Auch Louis hat das bestätigt, als ich ihm vor genau drei Stunden mein Herz ausgeschüttet habe, weil ich keine Ahnung hatte, wem ich es sonst hätte erzählen sollen.
Trotzdem klopfte mein Herz irgendwie schneller, als ich vor ein paar Sekunden das Telefonat annahm. Und auch jetzt spüre ich es heftig gegen meinen Brustkorb trommeln.
»Madelyn?« Ich räuspere mich. Meine Stimme ist seltsam belegt.
Sie seufzt am anderen Ende des Hörers und bleibt still.

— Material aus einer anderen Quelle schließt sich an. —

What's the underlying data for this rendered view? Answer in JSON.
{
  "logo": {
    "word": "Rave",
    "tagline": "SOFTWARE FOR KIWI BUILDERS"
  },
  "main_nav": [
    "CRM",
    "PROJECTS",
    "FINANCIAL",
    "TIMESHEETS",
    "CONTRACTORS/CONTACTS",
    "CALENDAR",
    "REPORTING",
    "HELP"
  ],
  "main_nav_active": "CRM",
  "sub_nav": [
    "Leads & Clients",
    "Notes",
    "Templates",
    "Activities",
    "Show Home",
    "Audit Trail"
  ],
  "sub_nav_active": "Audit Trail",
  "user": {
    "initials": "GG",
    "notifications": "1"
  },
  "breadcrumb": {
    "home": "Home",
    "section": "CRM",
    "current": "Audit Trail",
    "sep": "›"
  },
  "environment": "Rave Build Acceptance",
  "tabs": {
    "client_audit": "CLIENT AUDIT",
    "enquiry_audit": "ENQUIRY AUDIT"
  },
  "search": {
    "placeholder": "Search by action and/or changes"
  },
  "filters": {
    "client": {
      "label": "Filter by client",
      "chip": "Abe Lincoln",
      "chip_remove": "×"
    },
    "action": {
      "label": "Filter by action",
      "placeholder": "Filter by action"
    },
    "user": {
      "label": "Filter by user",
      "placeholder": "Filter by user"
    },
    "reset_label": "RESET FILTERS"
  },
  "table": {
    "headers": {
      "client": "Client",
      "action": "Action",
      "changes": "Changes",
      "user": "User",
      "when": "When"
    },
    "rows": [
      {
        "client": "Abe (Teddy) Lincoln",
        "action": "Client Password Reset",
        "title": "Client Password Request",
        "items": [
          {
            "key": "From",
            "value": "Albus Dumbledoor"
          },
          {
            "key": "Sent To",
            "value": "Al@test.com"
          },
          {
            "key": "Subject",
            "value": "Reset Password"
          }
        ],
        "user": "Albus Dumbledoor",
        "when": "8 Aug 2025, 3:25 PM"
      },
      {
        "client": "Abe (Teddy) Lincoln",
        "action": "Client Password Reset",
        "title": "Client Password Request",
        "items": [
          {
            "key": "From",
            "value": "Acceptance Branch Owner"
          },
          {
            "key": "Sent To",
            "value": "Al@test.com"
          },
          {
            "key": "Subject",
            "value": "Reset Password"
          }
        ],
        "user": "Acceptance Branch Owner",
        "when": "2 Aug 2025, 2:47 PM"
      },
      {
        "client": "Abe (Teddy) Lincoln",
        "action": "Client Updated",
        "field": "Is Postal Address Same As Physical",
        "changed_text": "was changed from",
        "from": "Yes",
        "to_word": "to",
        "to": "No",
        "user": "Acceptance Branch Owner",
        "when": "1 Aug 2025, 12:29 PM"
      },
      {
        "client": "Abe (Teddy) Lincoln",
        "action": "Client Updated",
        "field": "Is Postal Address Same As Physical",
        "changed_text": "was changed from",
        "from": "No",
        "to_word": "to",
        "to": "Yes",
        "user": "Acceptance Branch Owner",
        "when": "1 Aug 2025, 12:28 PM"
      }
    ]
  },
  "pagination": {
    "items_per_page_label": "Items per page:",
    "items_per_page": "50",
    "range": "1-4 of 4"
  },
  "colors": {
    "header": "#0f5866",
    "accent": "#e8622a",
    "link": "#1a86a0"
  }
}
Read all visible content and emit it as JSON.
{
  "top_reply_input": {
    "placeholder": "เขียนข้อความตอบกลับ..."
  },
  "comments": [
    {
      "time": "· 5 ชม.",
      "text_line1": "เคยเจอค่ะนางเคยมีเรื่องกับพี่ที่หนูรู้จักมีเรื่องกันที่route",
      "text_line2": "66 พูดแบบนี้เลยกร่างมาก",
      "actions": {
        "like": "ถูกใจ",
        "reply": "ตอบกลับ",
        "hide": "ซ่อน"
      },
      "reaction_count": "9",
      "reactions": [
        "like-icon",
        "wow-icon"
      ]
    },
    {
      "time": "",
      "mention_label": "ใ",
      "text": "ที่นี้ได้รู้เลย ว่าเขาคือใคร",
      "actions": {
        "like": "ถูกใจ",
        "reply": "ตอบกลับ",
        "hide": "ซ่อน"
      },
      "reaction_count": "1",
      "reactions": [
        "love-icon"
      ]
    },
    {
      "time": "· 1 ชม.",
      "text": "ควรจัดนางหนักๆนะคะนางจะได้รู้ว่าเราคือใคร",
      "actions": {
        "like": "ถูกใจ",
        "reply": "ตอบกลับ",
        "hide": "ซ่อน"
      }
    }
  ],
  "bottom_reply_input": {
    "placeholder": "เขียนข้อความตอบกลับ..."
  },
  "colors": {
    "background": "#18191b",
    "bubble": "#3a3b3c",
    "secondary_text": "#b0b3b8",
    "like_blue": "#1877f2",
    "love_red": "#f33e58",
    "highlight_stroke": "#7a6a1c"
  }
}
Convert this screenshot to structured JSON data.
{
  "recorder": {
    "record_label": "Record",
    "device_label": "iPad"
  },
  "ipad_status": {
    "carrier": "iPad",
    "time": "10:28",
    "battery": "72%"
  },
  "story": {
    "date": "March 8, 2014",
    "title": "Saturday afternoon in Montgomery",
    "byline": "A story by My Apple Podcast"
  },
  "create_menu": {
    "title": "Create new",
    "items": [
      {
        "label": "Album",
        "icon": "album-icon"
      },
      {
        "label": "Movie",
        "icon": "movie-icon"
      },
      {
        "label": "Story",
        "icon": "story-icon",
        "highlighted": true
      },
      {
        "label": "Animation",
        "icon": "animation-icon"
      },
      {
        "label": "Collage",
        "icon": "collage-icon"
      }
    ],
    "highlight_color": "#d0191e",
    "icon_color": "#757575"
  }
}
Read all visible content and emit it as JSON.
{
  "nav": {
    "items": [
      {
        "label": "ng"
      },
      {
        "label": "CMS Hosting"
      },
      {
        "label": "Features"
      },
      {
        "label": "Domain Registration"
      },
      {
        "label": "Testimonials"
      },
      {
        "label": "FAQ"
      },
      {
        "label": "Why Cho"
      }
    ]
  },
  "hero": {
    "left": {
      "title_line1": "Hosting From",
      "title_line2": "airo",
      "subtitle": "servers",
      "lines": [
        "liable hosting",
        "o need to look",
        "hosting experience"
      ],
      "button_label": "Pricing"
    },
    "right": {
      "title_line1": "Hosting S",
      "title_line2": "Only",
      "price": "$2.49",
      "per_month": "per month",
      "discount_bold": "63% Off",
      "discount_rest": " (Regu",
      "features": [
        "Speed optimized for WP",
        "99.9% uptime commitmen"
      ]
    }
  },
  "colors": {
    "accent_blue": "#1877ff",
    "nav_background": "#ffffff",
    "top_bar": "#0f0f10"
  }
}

Ich wundere mich, dass sie mich um zwölf Uhr nachts anruft. Ich wundere mich generell, dass sie mich anruft. Aber irgendwie mache ich mir auch Sorgen, was eine Reaktion ist, die ich eigentlich nicht möchte. »Warum rufst du so spät an?«, frage ich, weil von ihr nichts kommt.
Daraufhin lacht sie. Es ist ein schrilles, lautes Lachen und mir geht ein Licht auf. »Hast du zu viel getrunken?«
Sie verstummt. Wieder seufzt sie. »Kannst du mich abholen?«
Ich erstarre. »Was?«
»Bitte«, fleht sie. »Ich kann hier nicht bleiben. Und alleine fahren kann ich logischerweise auch nicht.« Sie spricht verwunderlich ruhig, dafür, dass sie wohl nicht mehr ganz nüchtern ist. Eigentlich dachte ich, sie ist eine brave Einserschülerin, die nie Alkohol zu sich nimmt, aber was weiß ich denn schon von ihr? Nur, weil uns von jeder Ecke Klischees über alle möglichen Menschentypen eingetrichtert werden, heißt es nicht, dass diese auch zutreffen.
Ich überlege. Wahrscheinlich ist es irrational eine ziemlich dumme Idee, aber rational ... Ich kann sie doch nicht einfach hängen lassen, wenn sie so dringlich um Hilfe bittet. »Okay. Wo bist du?« Sie nennt mir eine Adresse und ich versuche sie mir angestrengt einzuprägen. »In einer viertel Stunde bin ich bei dir.« Ich lege auf.
Seufzend lehne ich mich gegen den Kühlschrank von Louis Familie und betrachte den Drink in meiner Hand, den ich mir gerade vorbereitet habe, als sie anrief. Daraus wird jetzt heute wohl nichts mehr.
Entschlossen leere ich das Glas über dem Spülbecken aus und verlasse die Küche. Im Wohnzimmer findet die kleine Party statt, für die ich mir jetzt einen triftigen Grund überlegenen muss, warum ich schon so früh einen Abgang machen will.
Louis sitzt neben Mia auf der Couch. Kenzie hockt davor auf dem Boden und lehnt mit dem Rücken daran und vier weitere Jugendliche aus meiner früheren Schule sitzen ebenfalls verteilt um sie herum.
Wir machen so etwas häufig. Louis, Mia, Kenzie und ich. Wir laden ein paar Leute aus unserer Stufe ein – immer verschiedene, für die Abwechslung – und veranstalten eine kleine, gemütliche Party zusammen. Meistens bei Louis zuhause, da seine Eltern auch am Wochenende bis spät in die Nacht arbeiten sind.
»Wolltest du dir nicht einen Drink machen?«, will dieser jetzt von mir wissen und sieht feixend meine leeren Hände an.
»Ich muss gehen«, platze ich ohne Umschweife heraus und blicke in verständnislose Gesichter.
»Jetzt schon?«, fragt Mia.
»Dabei machen wir gleich ein paar Trinkspiele«, schmollt Louis.
Kenzie sagt gar nichts. Sie sieht mich nicht einmal an. Ich bin ihr letzte Woche weiterhin aus dem Weg gegangen und irgendwann hat auch sie mich ignoriert. Ich habe dringend vor, noch mit ihr zu reden, da ich unsere gesamte Gruppe nicht aufs Spiel setzten will, aber bisher kam ich noch nicht dazu.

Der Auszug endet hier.